Muddlers are the mortar part of the mortar and pestle. The pestle part is the bottom of the glass. One of the oldest cooking utensils in the world, the mortar and pestle predates history. They are traceable as far back as 1550 B.C.

Oddly, for a tool with such historical provenance, muddlers are often wielded incorrectly by bartenders. The proper end to crush the ingredients is the flat end, not the round end. If the pestle itself were rounded then the rounded end makes senses, otherwise flat bottom glass and flat-bottomed tool makes the only sense.

“Use the other end,” he said, pointing at the rounded end.

“But … ” I started.

“I’m the customer and that’s how I want it,” he snapped. “Now grind up the cilantro really, really fine.”

I turned the aromatic herb into a disgusting mealy mess.

“Now squeeze in fresh lime.”

There’s nothing like being micromanaged, especially by someone so respectful and polite.

“You know,” Couple No. 1 observed, “you might want try ‘please’ and ‘thank you’ once in a while.”

Instead of responding, Couple No. 2 directed even more controlling behavior my way.

By the time I finished the cilantro mojitos with rum, sugar and soda water, sweat was running down my neck, making the already risen hair there that much more uncomfortable.

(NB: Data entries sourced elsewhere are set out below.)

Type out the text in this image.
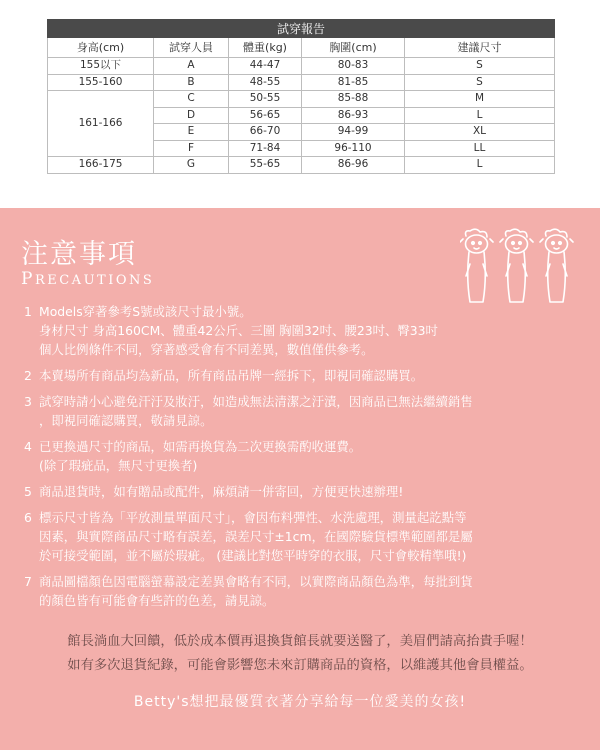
試穿報告				
身高(cm)	試穿人員	體重(kg)	胸圍(cm)	建議尺寸
155以下	A	44-47	80-83	S
155-160	B	48-55	81-85	S
161-166	C	50-55	85-88	M
	D	56-65	86-93	L
	E	66-70	94-99	XL
	F	71-84	96-110	LL
166-175	G	55-65	86-96	L
注意事項
PRECAUTIONS
1 Models穿著參考S號或該尺寸最小號。
身材尺寸 身高160CM、體重42公斤、三圍 胸圍32吋、腰23吋、臀33吋
個人比例條件不同，穿著感受會有不同差異，數值僅供參考。
2 本賣場所有商品均為新品，所有商品吊牌一經拆下，即視同確認購買。
3 試穿時請小心避免汗汙及妝汙，如造成無法清潔之汙漬，因商品已無法繼續銷售
，即視同確認購買，敬請見諒。
4 已更換過尺寸的商品，如需再換貨為二次更換需酌收運費。
(除了瑕疵品，無尺寸更換者)
5 商品退貨時，如有贈品或配件，麻煩請一併寄回，方便更快速辦理!
6 標示尺寸皆為「平放測量單面尺寸」，會因布料彈性、水洗處理，測量起訖點等
因素，與實際商品尺寸略有誤差，誤差尺寸±1cm，在國際驗貨標準範圍都是屬
於可接受範圍，並不屬於瑕疵。 (建議比對您平時穿的衣服，尺寸會較精準哦!)
7 商品圖檔顏色因電腦螢幕設定差異會略有不同，以實際商品顏色為準，每批到貨
的顏色皆有可能會有些許的色差，請見諒。
館長淌血大回饋，低於成本價再退換貨館長就要送醫了，美眉們請高抬貴手喔！
如有多次退貨紀錄，可能會影響您未來訂購商品的資格，以維護其他會員權益。
Betty's想把最優質衣著分享給每一位愛美的女孩!
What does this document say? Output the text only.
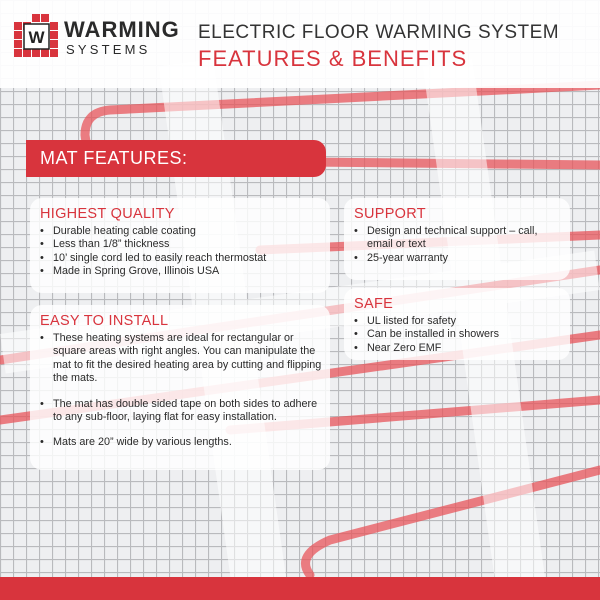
W WARMING
SYSTEMS
ELECTRIC FLOOR WARMING SYSTEM
FEATURES & BENEFITS
MAT FEATURES:
HIGHEST QUALITY
• Durable heating cable coating
• Less than 1/8” thickness
• 10’ single cord led to easily reach thermostat
• Made in Spring Grove, Illinois USA
SUPPORT
• Design and technical support – call, email or text
• 25-year warranty
EASY TO INSTALL
• These heating systems are ideal for rectangular or square areas with right angles. You can manipulate the mat to fit the desired heating area by cutting and flipping the mats.
• The mat has double sided tape on both sides to adhere to any sub-floor, laying flat for easy installation.
• Mats are 20” wide by various lengths.
SAFE
• UL listed for safety
• Can be installed in showers
• Near Zero EMF
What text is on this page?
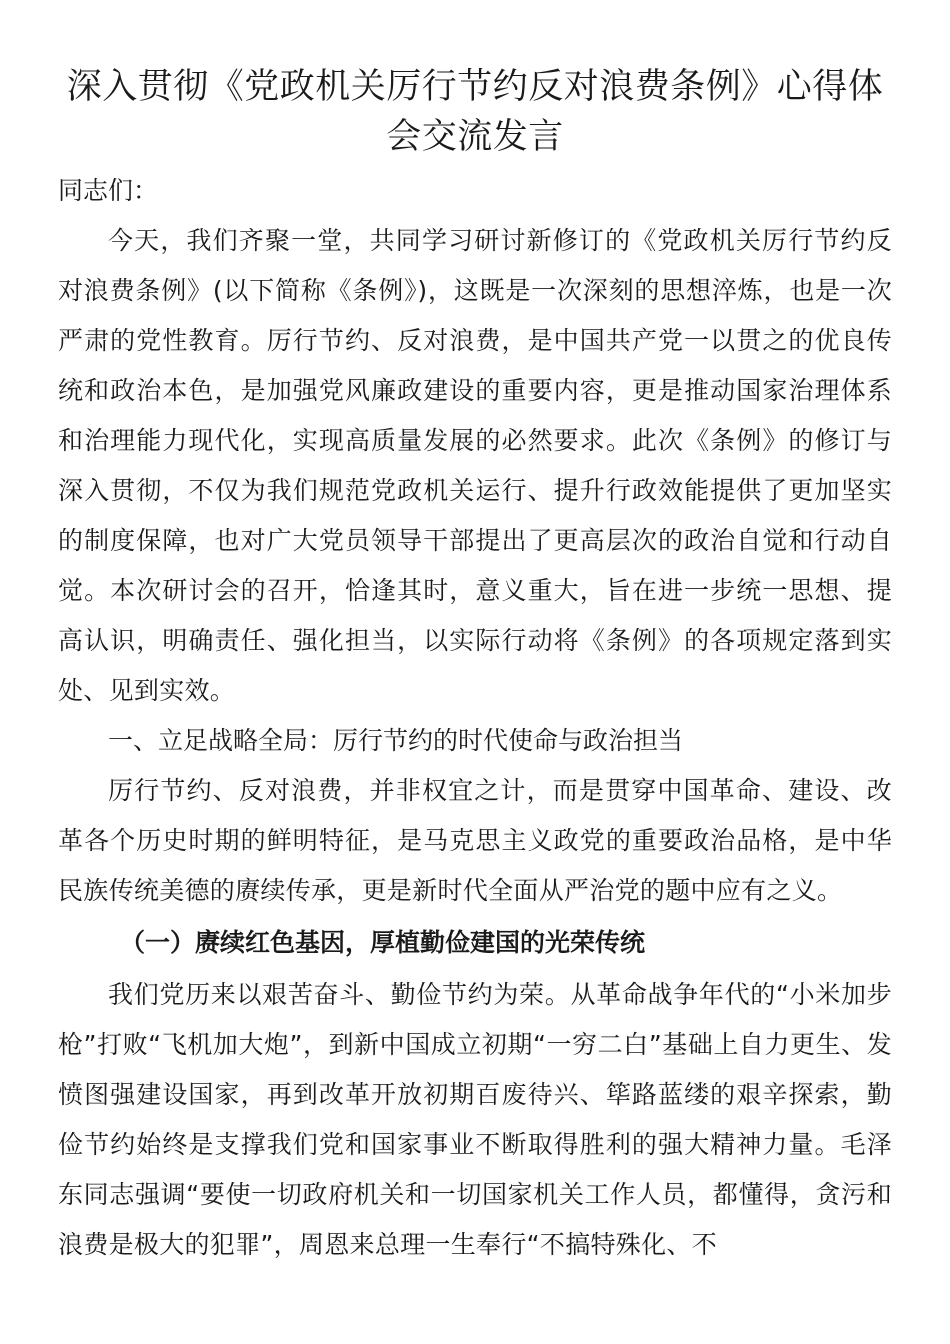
深入贯彻《党政机关厉行节约反对浪费条例》心得体会交流发言

同志们：

今天，我们齐聚一堂，共同学习研讨新修订的《党政机关厉行节约反对浪费条例》(以下简称《条例》)，这既是一次深刻的思想淬炼，也是一次严肃的党性教育。厉行节约、反对浪费，是中国共产党一以贯之的优良传统和政治本色，是加强党风廉政建设的重要内容，更是推动国家治理体系和治理能力现代化，实现高质量发展的必然要求。此次《条例》的修订与深入贯彻，不仅为我们规范党政机关运行、提升行政效能提供了更加坚实的制度保障，也对广大党员领导干部提出了更高层次的政治自觉和行动自觉。本次研讨会的召开，恰逢其时，意义重大，旨在进一步统一思想、提高认识，明确责任、强化担当，以实际行动将《条例》的各项规定落到实处、见到实效。

一、立足战略全局：厉行节约的时代使命与政治担当

厉行节约、反对浪费，并非权宜之计，而是贯穿中国革命、建设、改革各个历史时期的鲜明特征，是马克思主义政党的重要政治品格，是中华民族传统美德的赓续传承，更是新时代全面从严治党的题中应有之义。

（一）赓续红色基因，厚植勤俭建国的光荣传统

我们党历来以艰苦奋斗、勤俭节约为荣。从革命战争年代的“小米加步枪”打败“飞机加大炮”，到新中国成立初期“一穷二白”基础上自力更生、发愤图强建设国家，再到改革开放初期百废待兴、筚路蓝缕的艰辛探索，勤俭节约始终是支撑我们党和国家事业不断取得胜利的强大精神力量。毛泽东同志强调“要使一切政府机关和一切国家机关工作人员，都懂得，贪污和浪费是极大的犯罪”，周恩来总理一生奉行“不搞特殊化、不
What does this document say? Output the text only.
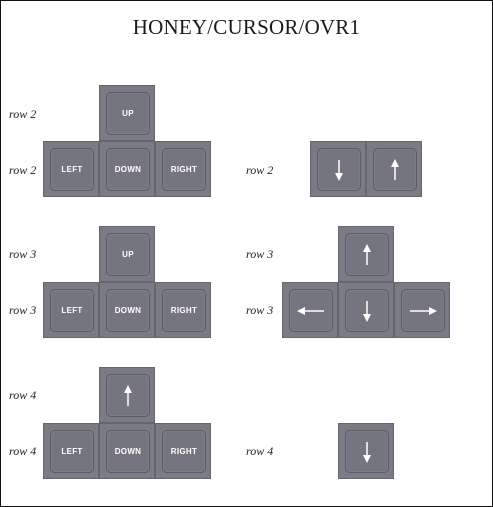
HONEY/CURSOR/OVR1
row 2
row 2
row 3
row 3
row 4
row 4
row 2
row 3
row 3
row 4
UP
LEFT	DOWN	RIGHT
UP
LEFT	DOWN	RIGHT
LEFT	DOWN	RIGHT
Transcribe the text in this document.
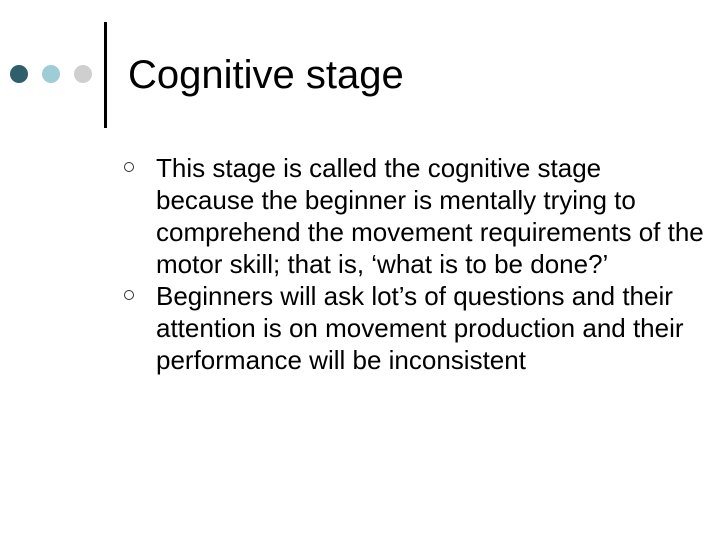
Cognitive stage
This stage is called the cognitive stage because the beginner is mentally trying to comprehend the movement requirements of the motor skill; that is, ‘what is to be done?’
Beginners will ask lot’s of questions and their attention is on movement production and their performance will be inconsistent
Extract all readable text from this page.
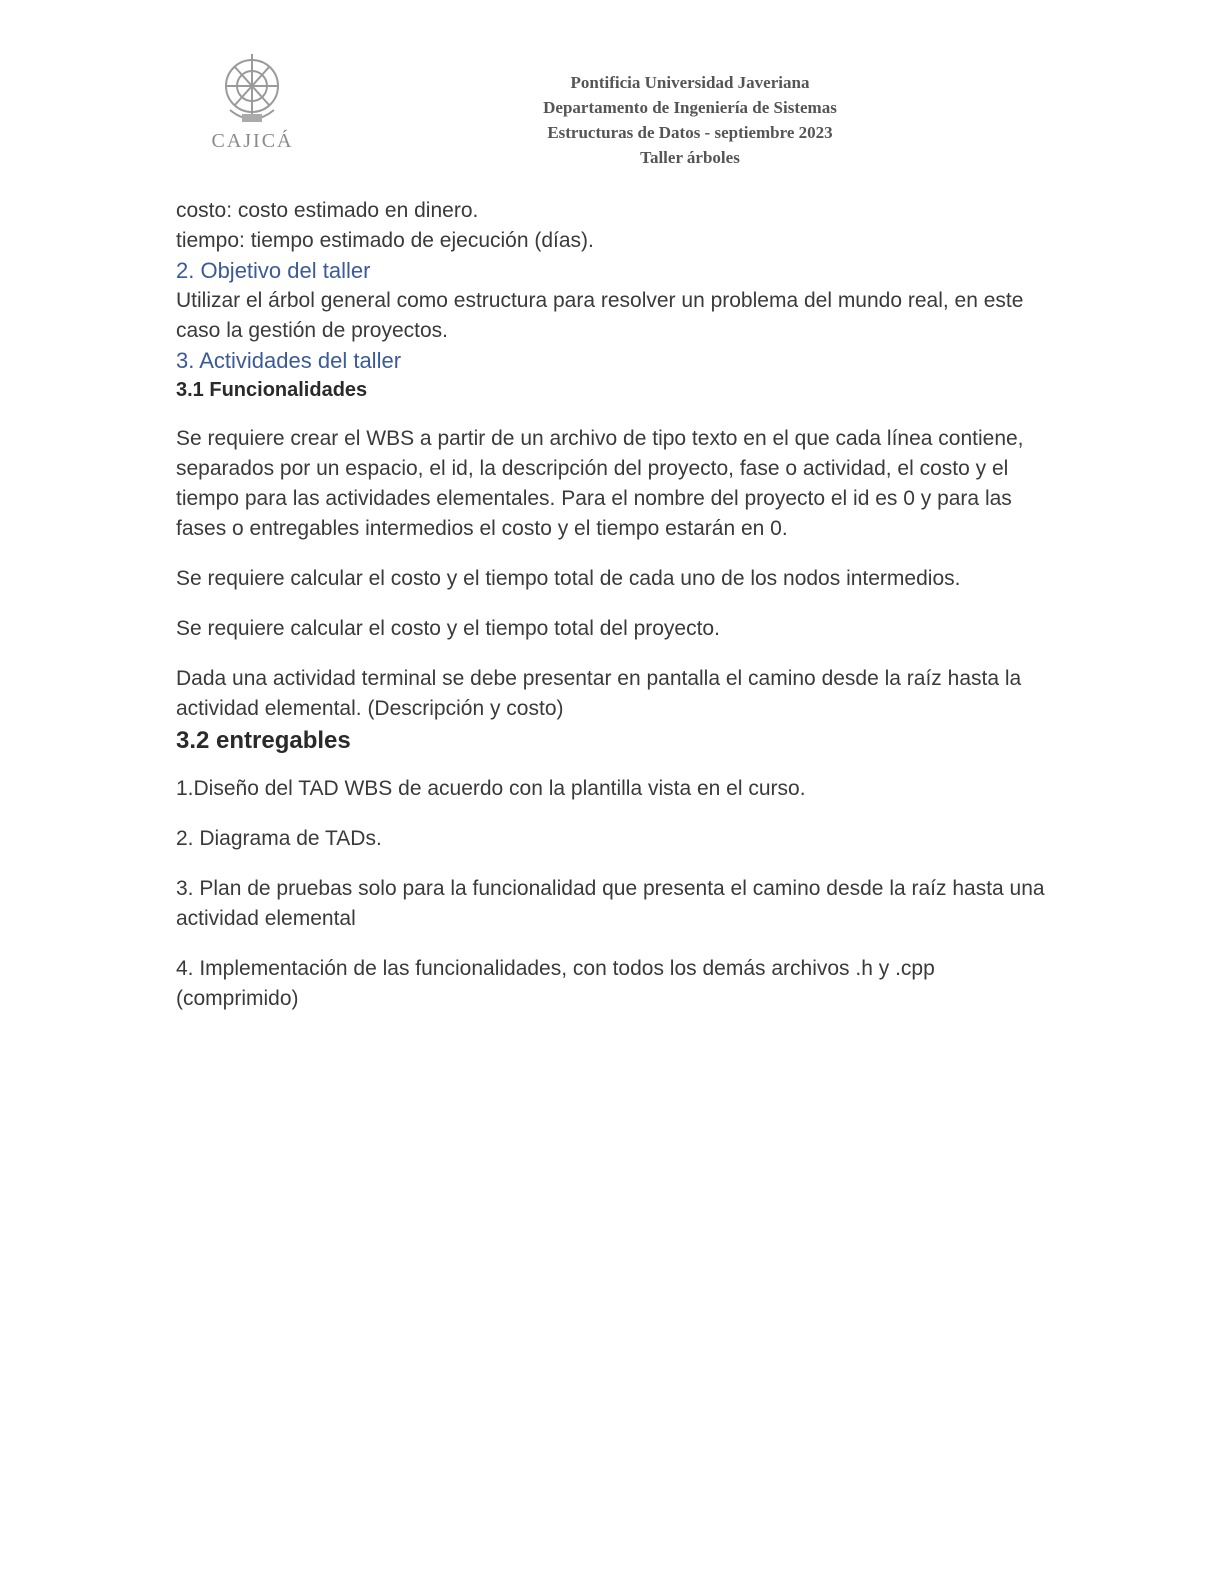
CAJICÁ
Pontificia Universidad Javeriana
Departamento de Ingeniería de Sistemas
Estructuras de Datos - septiembre 2023
Taller árboles

costo: costo estimado en dinero.

tiempo: tiempo estimado de ejecución (días).

2. Objetivo del taller

Utilizar el árbol general como estructura para resolver un problema del mundo real, en este caso la gestión de proyectos.

3. Actividades del taller

3.1 Funcionalidades

Se requiere crear el WBS a partir de un archivo de tipo texto en el que cada línea contiene, separados por un espacio, el id, la descripción del proyecto, fase o actividad, el costo y el tiempo para las actividades elementales. Para el nombre del proyecto el id es 0 y para las fases o entregables intermedios el costo y el tiempo estarán en 0.

Se requiere calcular el costo y el tiempo total de cada uno de los nodos intermedios.

Se requiere calcular el costo y el tiempo total del proyecto.

Dada una actividad terminal se debe presentar en pantalla el camino desde la raíz hasta la actividad elemental. (Descripción y costo)

3.2 entregables

1.Diseño del TAD WBS de acuerdo con la plantilla vista en el curso.

2. Diagrama de TADs.

3. Plan de pruebas solo para la funcionalidad que presenta el camino desde la raíz hasta una actividad elemental

4. Implementación de las funcionalidades, con todos los demás archivos .h y .cpp (comprimido)
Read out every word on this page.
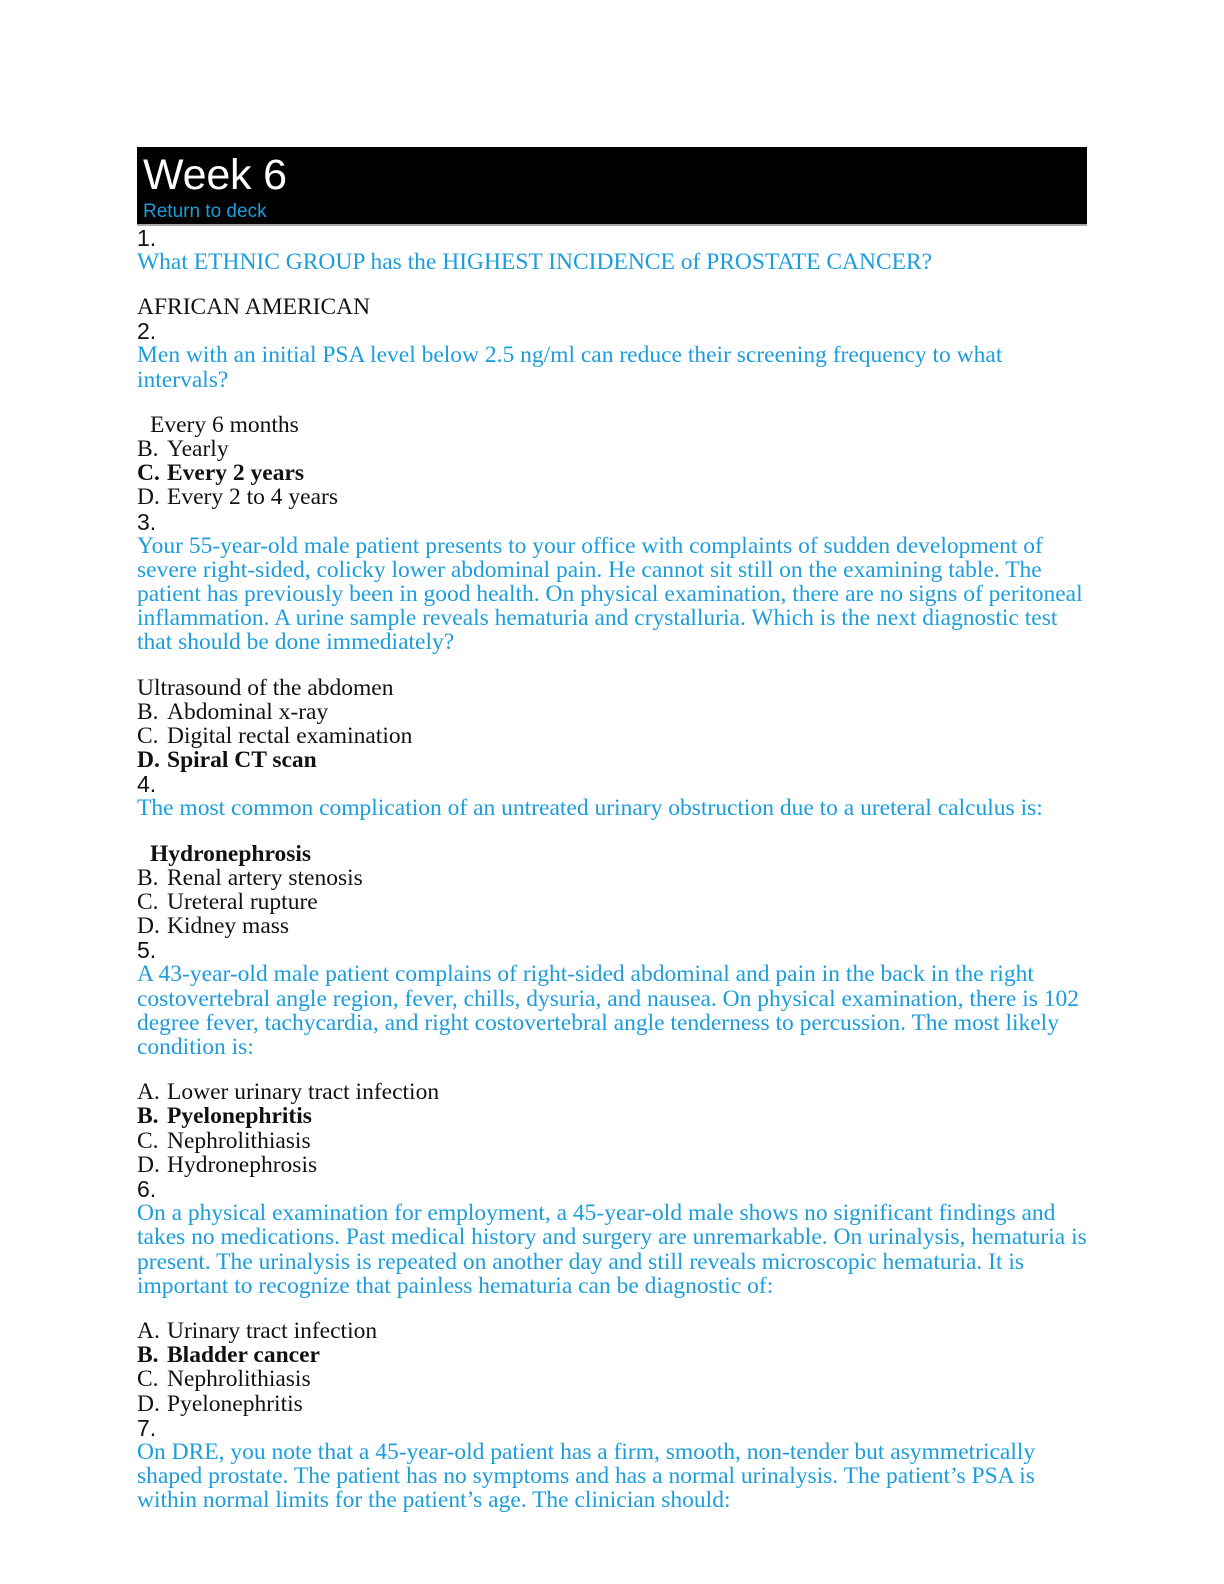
Week 6
Return to deck
1.
What ETHNIC GROUP has the HIGHEST INCIDENCE of PROSTATE CANCER?
AFRICAN AMERICAN
2.
Men with an initial PSA level below 2.5 ng/ml can reduce their screening frequency to what intervals?
Every 6 months
B. Yearly
C. Every 2 years
D. Every 2 to 4 years
3.
Your 55-year-old male patient presents to your office with complaints of sudden development of severe right-sided, colicky lower abdominal pain. He cannot sit still on the examining table. The patient has previously been in good health. On physical examination, there are no signs of peritoneal inflammation. A urine sample reveals hematuria and crystalluria. Which is the next diagnostic test that should be done immediately?
Ultrasound of the abdomen
B. Abdominal x-ray
C. Digital rectal examination
D. Spiral CT scan
4.
The most common complication of an untreated urinary obstruction due to a ureteral calculus is:
Hydronephrosis
B. Renal artery stenosis
C. Ureteral rupture
D. Kidney mass
5.
A 43-year-old male patient complains of right-sided abdominal and pain in the back in the right costovertebral angle region, fever, chills, dysuria, and nausea. On physical examination, there is 102 degree fever, tachycardia, and right costovertebral angle tenderness to percussion. The most likely condition is:
A. Lower urinary tract infection
B. Pyelonephritis
C. Nephrolithiasis
D. Hydronephrosis
6.
On a physical examination for employment, a 45-year-old male shows no significant findings and takes no medications. Past medical history and surgery are unremarkable. On urinalysis, hematuria is present. The urinalysis is repeated on another day and still reveals microscopic hematuria. It is important to recognize that painless hematuria can be diagnostic of:
A. Urinary tract infection
B. Bladder cancer
C. Nephrolithiasis
D. Pyelonephritis
7.
On DRE, you note that a 45-year-old patient has a firm, smooth, non-tender but asymmetrically shaped prostate. The patient has no symptoms and has a normal urinalysis. The patient’s PSA is within normal limits for the patient’s age. The clinician should:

After attending to some other duties, I walked back just in time to overhear this:

“I have an idea, you drink your drinks and we’ll have ours and we won’t talk to each other,” said the man from Couple No. 1 in a tone that I’d never heard him use before. After which they paid their bill and left.

“That guy wanted to punch my husband,” said the woman from Couple No. 2, attempting to enlist my support.

“‘I’ve never seen him act that way before,” I noted.

“It happens to me all the time,” said her husband, “and I don’t know why.”

I do.

This reminded me of a passage in the Old Testament (Numbers 11:7): “The manna was like coriander seed (the seed of the cilantro plant) and looked like resin. The people went around gathering it, and then ground it in a hand mill or crushed it in a mortar.”

It also says that those same people then complained about the food, which suggests two possibilities:

• The coriander was overmuddled.

• Those people were whiney and high maintenance, too.